Géographie Pour obtenir ce travail du corps en aplat, j’ai eu recours à un procédé proche de la cartographie. Tout comme la terre n’est pas plate, le corps est fait de courbes et contre-courbes. Il s’agit donc pour les deux de trouver les compromis qui rendront possible cette mise à plat.
Hommage Je veux ici rendre hommage à tous ceux et toutes celles qui m’ont aidé à développer ces travaux. Ceux qui m’ont donné accès à des presses, ceux qui m’ont aidé à réaliser les phytogravures, celles qui ont accepté de me servir comme modèles, ceux qui ont assuré l’énorme travail de labo, et tous ceux qui ont porté de l’intérêt pour cette nouvelle approche, et m’ont encouragé à poursuivre.
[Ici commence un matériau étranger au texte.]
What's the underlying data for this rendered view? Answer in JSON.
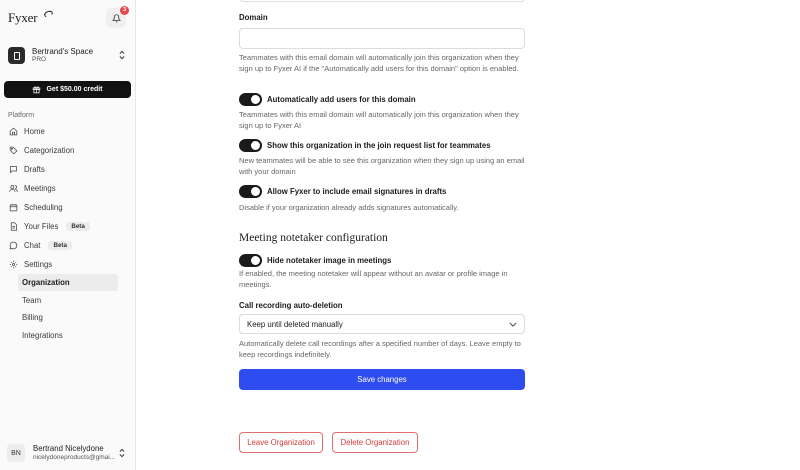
{
  "sidebar": {
    "logo": "Fyxer",
    "notifications_count": "3",
    "workspace": {
      "name": "Bertrand's Space",
      "plan": "PRO"
    },
    "credit_button": "Get $50.00 credit",
    "section_label": "Platform",
    "nav": [
      {
        "label": "Home",
        "icon": "home-icon"
      },
      {
        "label": "Categorization",
        "icon": "tag-icon"
      },
      {
        "label": "Drafts",
        "icon": "chat-bubble-icon"
      },
      {
        "label": "Meetings",
        "icon": "people-icon"
      },
      {
        "label": "Scheduling",
        "icon": "calendar-icon"
      },
      {
        "label": "Your Files",
        "icon": "file-icon",
        "badge": "Beta"
      },
      {
        "label": "Chat",
        "icon": "message-icon",
        "badge": "Beta"
      },
      {
        "label": "Settings",
        "icon": "gear-icon"
      }
    ],
    "settings_sub": [
      {
        "label": "Organization",
        "active": true
      },
      {
        "label": "Team"
      },
      {
        "label": "Billing"
      },
      {
        "label": "Integrations"
      }
    ],
    "user": {
      "initials": "BN",
      "name": "Bertrand Nicelydone",
      "email": "nicelydoneproducts@gmai..."
    }
  },
  "main": {
    "domain_label": "Domain",
    "domain_value": "",
    "domain_help": "Teammates with this email domain will automatically join this organization when they sign up to Fyxer AI if the \"Automatically add users for this domain\" option is enabled.",
    "toggles": [
      {
        "label": "Automatically add users for this domain",
        "on": true,
        "help": "Teammates with this email domain will automatically join this organization when they sign up to Fyxer AI"
      },
      {
        "label": "Show this organization in the join request list for teammates",
        "on": true,
        "help": "New teammates will be able to see this organization when they sign up using an email with your domain"
      },
      {
        "label": "Allow Fyxer to include email signatures in drafts",
        "on": true,
        "help": "Disable if your organization already adds signatures automatically."
      }
    ],
    "notetaker_title": "Meeting notetaker configuration",
    "notetaker_toggle": {
      "label": "Hide notetaker image in meetings",
      "on": true,
      "help": "If enabled, the meeting notetaker will appear without an avatar or profile image in meetings."
    },
    "recording_label": "Call recording auto-deletion",
    "recording_value": "Keep until deleted manually",
    "recording_help": "Automatically delete call recordings after a specified number of days. Leave empty to keep recordings indefinitely.",
    "save_button": "Save changes",
    "leave_button": "Leave Organization",
    "delete_button": "Delete Organization"
  },
  "colors": {
    "primary": "#2e4df0",
    "danger": "#d23d3d",
    "toggle_on": "#1a1a1a"
  }
}
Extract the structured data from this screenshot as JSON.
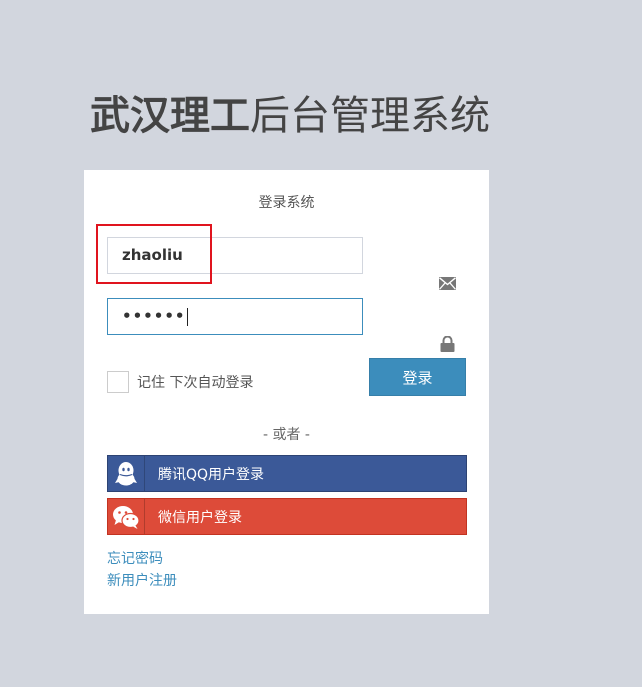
{
  "page_title": {
    "bold": "武汉理工",
    "rest": "后台管理系统"
  },
  "login_box": {
    "message": "登录系统",
    "username_value": "zhaoliu",
    "password_mask": "••••••",
    "remember_label": "记住 下次自动登录",
    "signin_label": "登录",
    "divider": "- 或者 -",
    "qq_label": "腾讯QQ用户登录",
    "wechat_label": "微信用户登录",
    "forgot_label": "忘记密码",
    "register_label": "新用户注册"
  },
  "icons": {
    "username_field": "envelope-icon",
    "password_field": "lock-icon",
    "qq": "qq-icon",
    "wechat": "wechat-icon"
  },
  "colors": {
    "background": "#d2d6de",
    "primary": "#3c8dbc",
    "qq": "#3b5998",
    "wechat": "#dd4b39",
    "highlight": "#e0141e"
  }
}
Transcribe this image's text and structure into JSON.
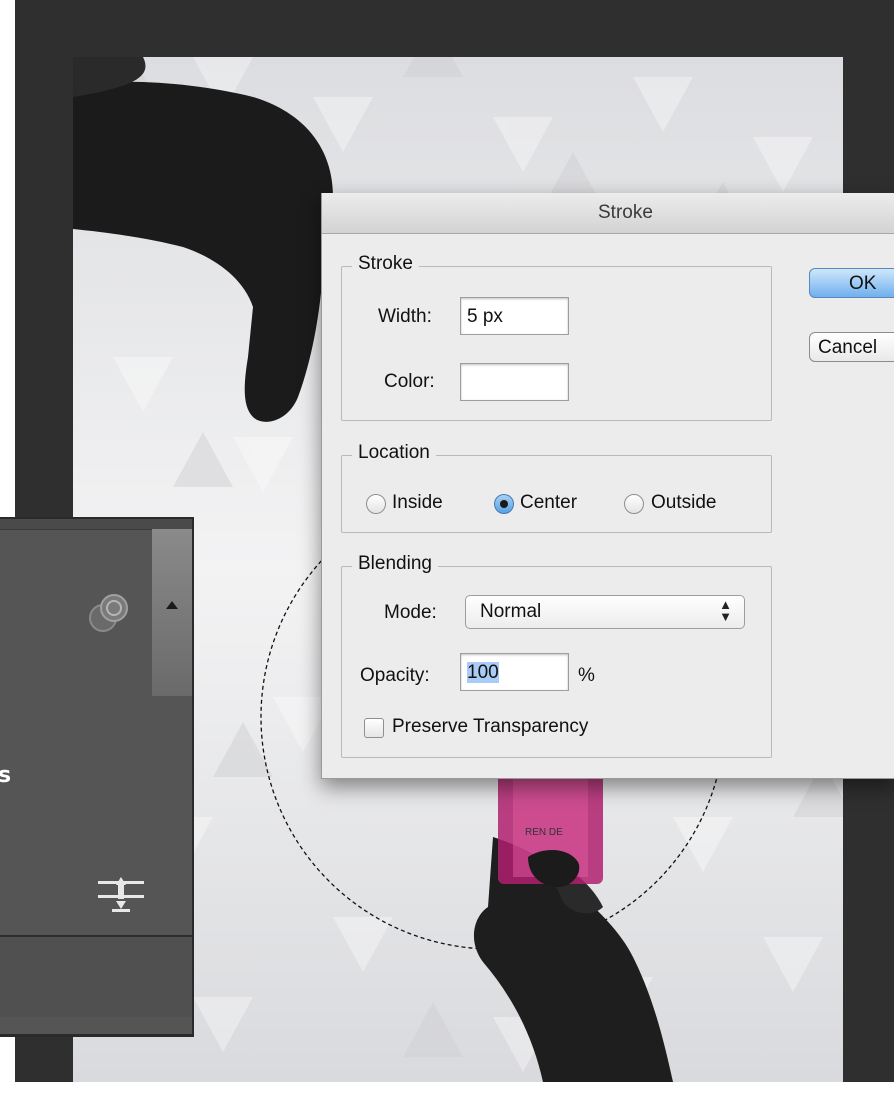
{
  "dialog": {
    "title": "Stroke",
    "stroke_group": {
      "legend": "Stroke",
      "width_label": "Width:",
      "width_value": "5 px",
      "color_label": "Color:",
      "color_value": "#ffffff"
    },
    "location_group": {
      "legend": "Location",
      "options": [
        {
          "label": "Inside",
          "selected": false
        },
        {
          "label": "Center",
          "selected": true
        },
        {
          "label": "Outside",
          "selected": false
        }
      ]
    },
    "blending_group": {
      "legend": "Blending",
      "mode_label": "Mode:",
      "mode_value": "Normal",
      "opacity_label": "Opacity:",
      "opacity_value": "100",
      "opacity_unit": "%",
      "preserve_label": "Preserve Transparency",
      "preserve_checked": false
    },
    "buttons": {
      "ok": "OK",
      "cancel": "Cancel"
    }
  },
  "side_panel": {
    "partial_text": "s",
    "icons": [
      "layer-circles-icon",
      "scroll-up-arrow-icon",
      "distribute-align-icon"
    ]
  },
  "canvas": {
    "bottle_label": "REN DE",
    "selection": "circular-marquee"
  },
  "colors": {
    "app_background": "#2f2f2f",
    "dialog_background": "#ececec",
    "default_button": "#6fb0ee",
    "bottle_magenta": "#b0206e"
  }
}
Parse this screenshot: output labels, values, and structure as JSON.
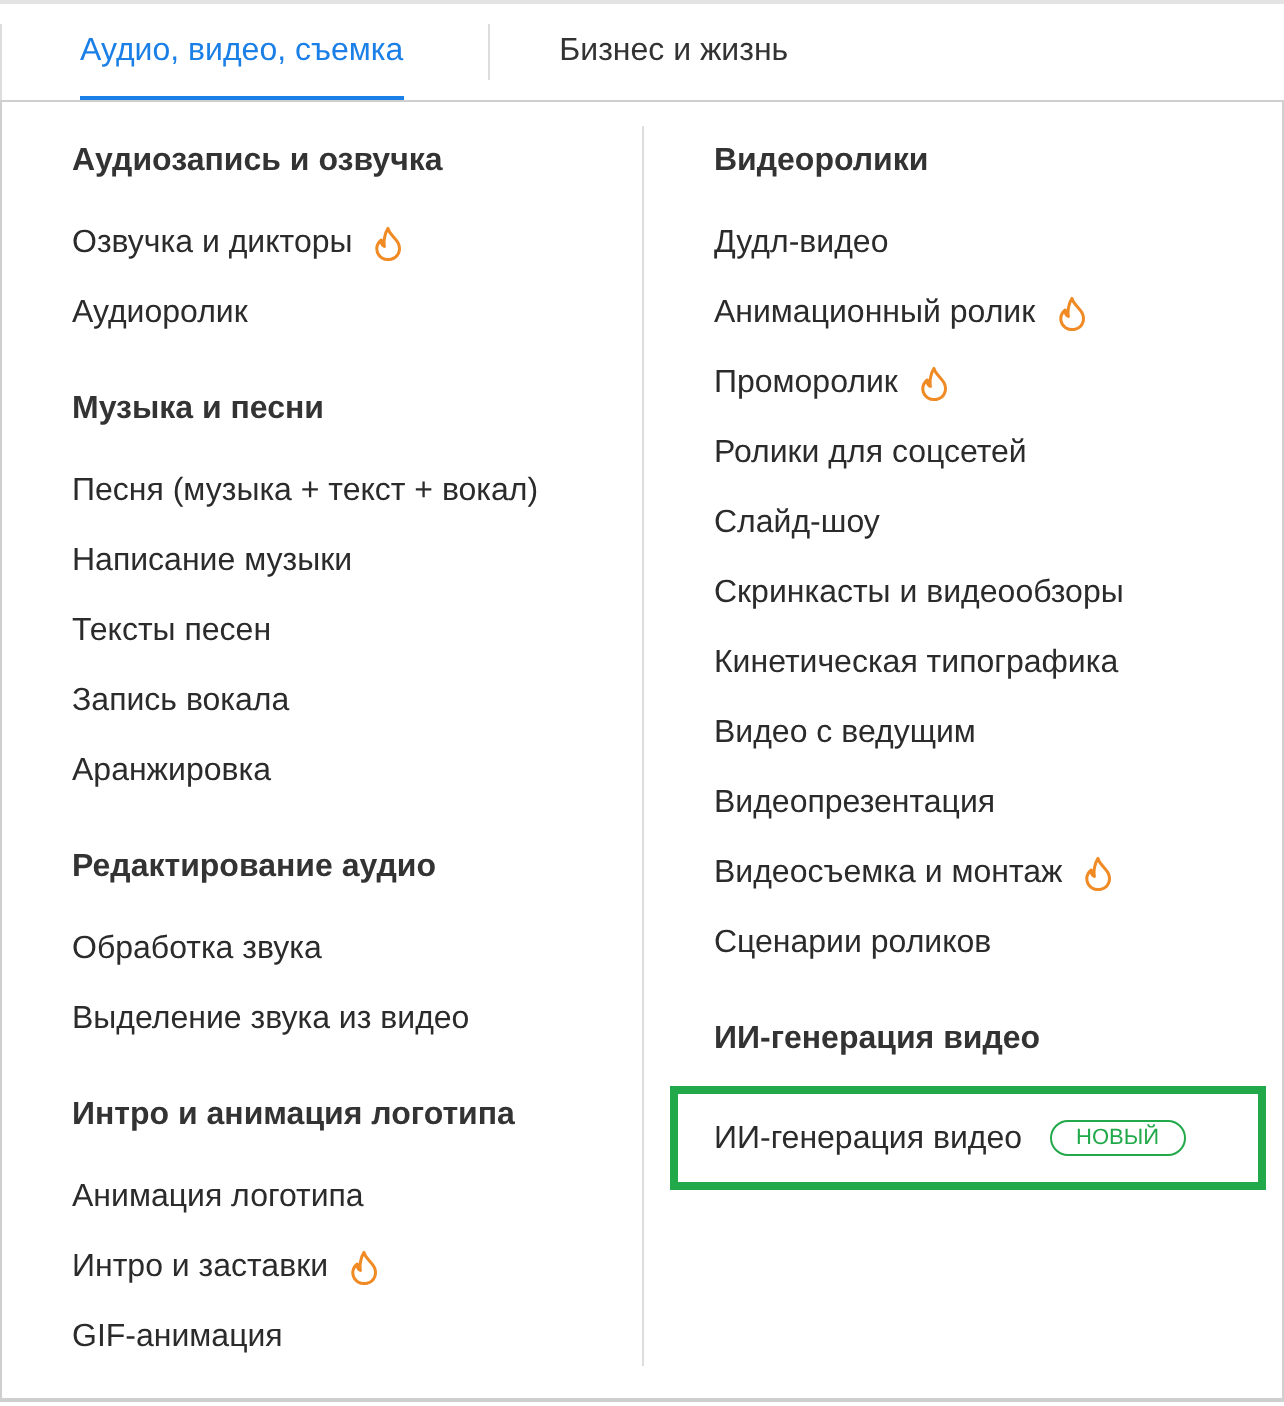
{
  "tabs": [
    {
      "label": "Аудио, видео, съемка",
      "selected": true
    },
    {
      "label": "Бизнес и жизнь",
      "selected": false
    }
  ],
  "columns": [
    {
      "groups": [
        {
          "heading": "Аудиозапись и озвучка",
          "items": [
            {
              "label": "Озвучка и дикторы",
              "hot": true,
              "highlighted": false
            },
            {
              "label": "Аудиоролик",
              "hot": false,
              "highlighted": false
            }
          ]
        },
        {
          "heading": "Музыка и песни",
          "items": [
            {
              "label": "Песня (музыка + текст + вокал)",
              "hot": false,
              "highlighted": false
            },
            {
              "label": "Написание музыки",
              "hot": false,
              "highlighted": false
            },
            {
              "label": "Тексты песен",
              "hot": false,
              "highlighted": false
            },
            {
              "label": "Запись вокала",
              "hot": false,
              "highlighted": false
            },
            {
              "label": "Аранжировка",
              "hot": false,
              "highlighted": false
            }
          ]
        },
        {
          "heading": "Редактирование аудио",
          "items": [
            {
              "label": "Обработка звука",
              "hot": false,
              "highlighted": false
            },
            {
              "label": "Выделение звука из видео",
              "hot": false,
              "highlighted": false
            }
          ]
        },
        {
          "heading": "Интро и анимация логотипа",
          "items": [
            {
              "label": "Анимация логотипа",
              "hot": false,
              "highlighted": false
            },
            {
              "label": "Интро и заставки",
              "hot": true,
              "highlighted": false
            },
            {
              "label": "GIF-анимация",
              "hot": false,
              "highlighted": false
            }
          ]
        }
      ]
    },
    {
      "groups": [
        {
          "heading": "Видеоролики",
          "items": [
            {
              "label": "Дудл-видео",
              "hot": false,
              "highlighted": false
            },
            {
              "label": "Анимационный ролик",
              "hot": true,
              "highlighted": false
            },
            {
              "label": "Проморолик",
              "hot": true,
              "highlighted": false
            },
            {
              "label": "Ролики для соцсетей",
              "hot": false,
              "highlighted": false
            },
            {
              "label": "Слайд-шоу",
              "hot": false,
              "highlighted": false
            },
            {
              "label": "Скринкасты и видеообзоры",
              "hot": false,
              "highlighted": false
            },
            {
              "label": "Кинетическая типографика",
              "hot": false,
              "highlighted": false
            },
            {
              "label": "Видео с ведущим",
              "hot": false,
              "highlighted": false
            },
            {
              "label": "Видеопрезентация",
              "hot": false,
              "highlighted": false
            },
            {
              "label": "Видеосъемка и монтаж",
              "hot": true,
              "highlighted": false
            },
            {
              "label": "Сценарии роликов",
              "hot": false,
              "highlighted": false
            }
          ]
        },
        {
          "heading": "ИИ-генерация видео",
          "items": [
            {
              "label": "ИИ-генерация видео",
              "hot": false,
              "highlighted": true,
              "badge": "НОВЫЙ"
            }
          ]
        }
      ]
    }
  ]
}
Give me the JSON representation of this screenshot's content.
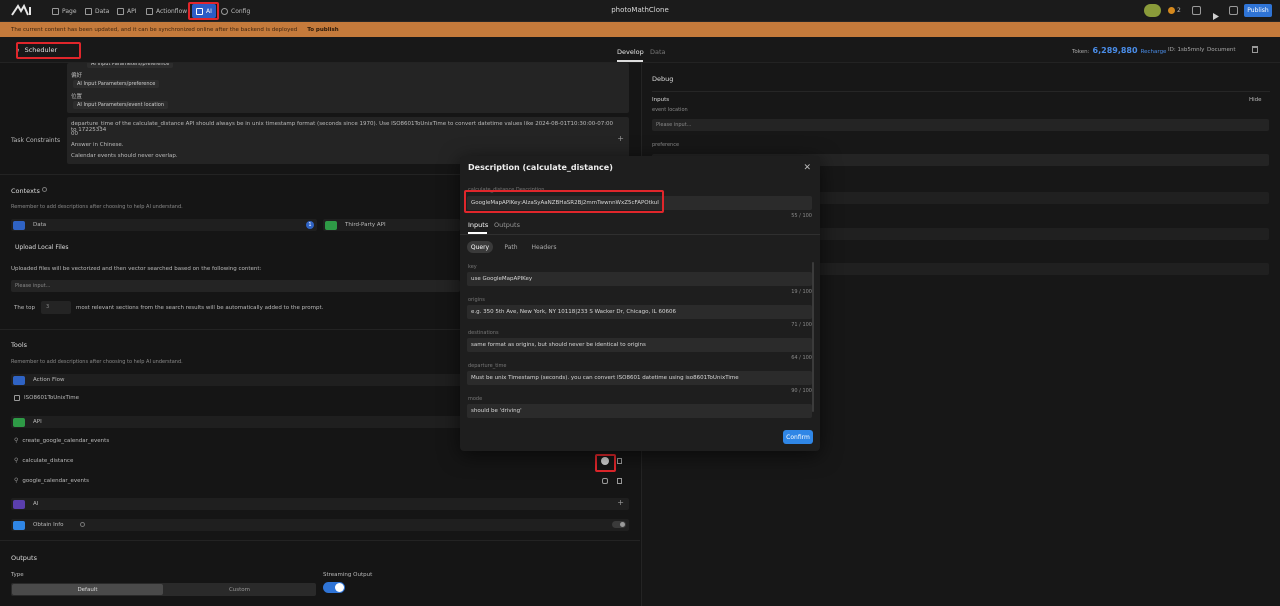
{
  "topbar": {
    "nav": [
      {
        "label": "Page",
        "icon": "page-icon"
      },
      {
        "label": "Data",
        "icon": "data-icon"
      },
      {
        "label": "API",
        "icon": "api-icon"
      },
      {
        "label": "Actionflow",
        "icon": "actionflow-icon"
      },
      {
        "label": "AI",
        "icon": "ai-icon"
      },
      {
        "label": "Config",
        "icon": "gear-icon"
      }
    ],
    "app_title": "photoMathClone",
    "coin_count": "2",
    "publish_label": "Publish"
  },
  "banner": {
    "message": "The current content has been updated, and it can be synchronized online after the backend is deployed",
    "link": "To publish"
  },
  "subbar": {
    "back_label": "Scheduler",
    "tab_develop": "Develop",
    "tab_data": "Data",
    "token_label": "Token:",
    "token_value": "6,289,880",
    "recharge": "Recharge",
    "id": "ID: 1sb5mnly",
    "document": "Document"
  },
  "left": {
    "prefs_label_1": "偏好",
    "prefs_tag_1": "AI Input Parameters/preference",
    "prefs_label_2": "位置",
    "prefs_tag_2": "AI Input Parameters/event location",
    "task_constraints_label": "Task Constraints",
    "task_line_1": "departure_time of the calculate_distance API should always be in unix timestamp format (seconds since 1970). Use ISO8601ToUnixTime to convert datetime values like 2024-08-01T10:30:00-07:00 to 17225334",
    "task_line_1b": "00",
    "task_line_2": "Answer in Chinese.",
    "task_line_3": "Calendar events should never overlap.",
    "contexts_title": "Contexts",
    "contexts_hint": "Remember to add descriptions after choosing to help AI understand.",
    "ctx_data": "Data",
    "ctx_data_count": "1",
    "ctx_third": "Third-Party API",
    "upload_title": "Upload Local Files",
    "upload_hint": "Uploaded files will be vectorized and then vector searched based on the following content:",
    "upload_placeholder": "Please input...",
    "top_prefix": "The top",
    "top_value": "3",
    "top_suffix": "most relevant sections from the search results will be automatically added to the prompt.",
    "tools_title": "Tools",
    "tools_hint": "Remember to add descriptions after choosing to help AI understand.",
    "tool_actionflow": "Action Flow",
    "tool_iso": "ISO8601ToUnixTime",
    "tool_api": "API",
    "tool_api_items": [
      "create_google_calendar_events",
      "calculate_distance",
      "google_calendar_events"
    ],
    "tool_ai": "AI",
    "tool_obtain": "Obtain Info",
    "outputs_title": "Outputs",
    "type_label": "Type",
    "type_default": "Default",
    "type_custom": "Custom",
    "streaming_label": "Streaming Output"
  },
  "right": {
    "debug_title": "Debug",
    "inputs_label": "Inputs",
    "hide_label": "Hide",
    "event_location_label": "event location",
    "event_location_placeholder": "Please input...",
    "preference_label": "preference"
  },
  "modal": {
    "title": "Description (calculate_distance)",
    "desc_label": "calculate_distance Description",
    "desc_value": "GoogleMapAPIKey:AIzaSyAaNZBHaSR2Bj2mmTwwnnWxZ5cFAPOtkuI",
    "desc_count": "55 / 100",
    "tab_inputs": "Inputs",
    "tab_outputs": "Outputs",
    "pill_query": "Query",
    "pill_path": "Path",
    "pill_headers": "Headers",
    "params": [
      {
        "label": "key",
        "value": "use GoogleMapAPIKey",
        "count": "19 / 100"
      },
      {
        "label": "origins",
        "value": "e.g. 350 5th Ave, New York, NY 10118|233 S Wacker Dr, Chicago, IL 60606",
        "count": "71 / 100"
      },
      {
        "label": "destinations",
        "value": "same format as origins, but should never be identical to origins",
        "count": "64 / 100"
      },
      {
        "label": "departure_time",
        "value": "Must be unix Timestamp (seconds). you can convert ISO8601 datetime using iso8601ToUnixTime",
        "count": "90 / 100"
      },
      {
        "label": "mode",
        "value": "should be 'driving'",
        "count": ""
      }
    ],
    "confirm_label": "Confirm"
  },
  "colors": {
    "accent": "#2f86e6",
    "highlight": "#e0262b",
    "banner": "#c47a3b"
  }
}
Itinéraire Mon parcours, que je n’aurais jamais soupçonné il y a trente ans, est pourtant logique. C’est là l’incroyable constat. Chaque artiste est l’acteur d’un travail qui le dépasse totalement.
Juxtaposition Ce procédé est très fréquent dans ma démarche. Mettre les choses côte à côte permet de donner plus d’intensité, et parfois aussi de donner une lecture immédiate de l’action du temps.
Kif-kif Contrairement à ce que pensent beaucoup de gens à mon égard, il n’y a pas de saison privilégiée pour mon travail. L’hiver m’apporte autant que les autres saisons. Si certains végétaux se font alors rares, l’échoppe du marchand de légumes me comble tout autant que l’exubérance des végétaux en été.
Lien Si l’on regarde une feuille, un tronc de hêtre, le lien avec la peau nous saisit d’emblée. Notre appartenance à la nature semble aussitôt une évidence, alors que bien des gens veulent se placer au-dessus de celle-ci. De là vient la dérive écologique qui nous frappe.
Multiple Les apparences sont trompeuses. Les phytogravures ont des allures de multiples, et pourtant, il est impossible dans la plupart des cas d’imprimer plus d’un exemplaire. Ce caractère unitaire s’apparente à merveille avec les choses de la nature, car il est impossible de trouver deux éléments identiques. C’est ce qui fait à mes yeux sa richesse unique.
Newton Tout sur terre est soumis à la loi de la gravité. D’Arcy Thompson est un scientifique autodidacte qui a beaucoup cherché sur l’incidence de cette force sur la genèse des formes dans la nature. C’est en lisant ses écrits que j’ai pensé présenter un sein soumis à la gravitation, en faisant tourner le corps à 360°.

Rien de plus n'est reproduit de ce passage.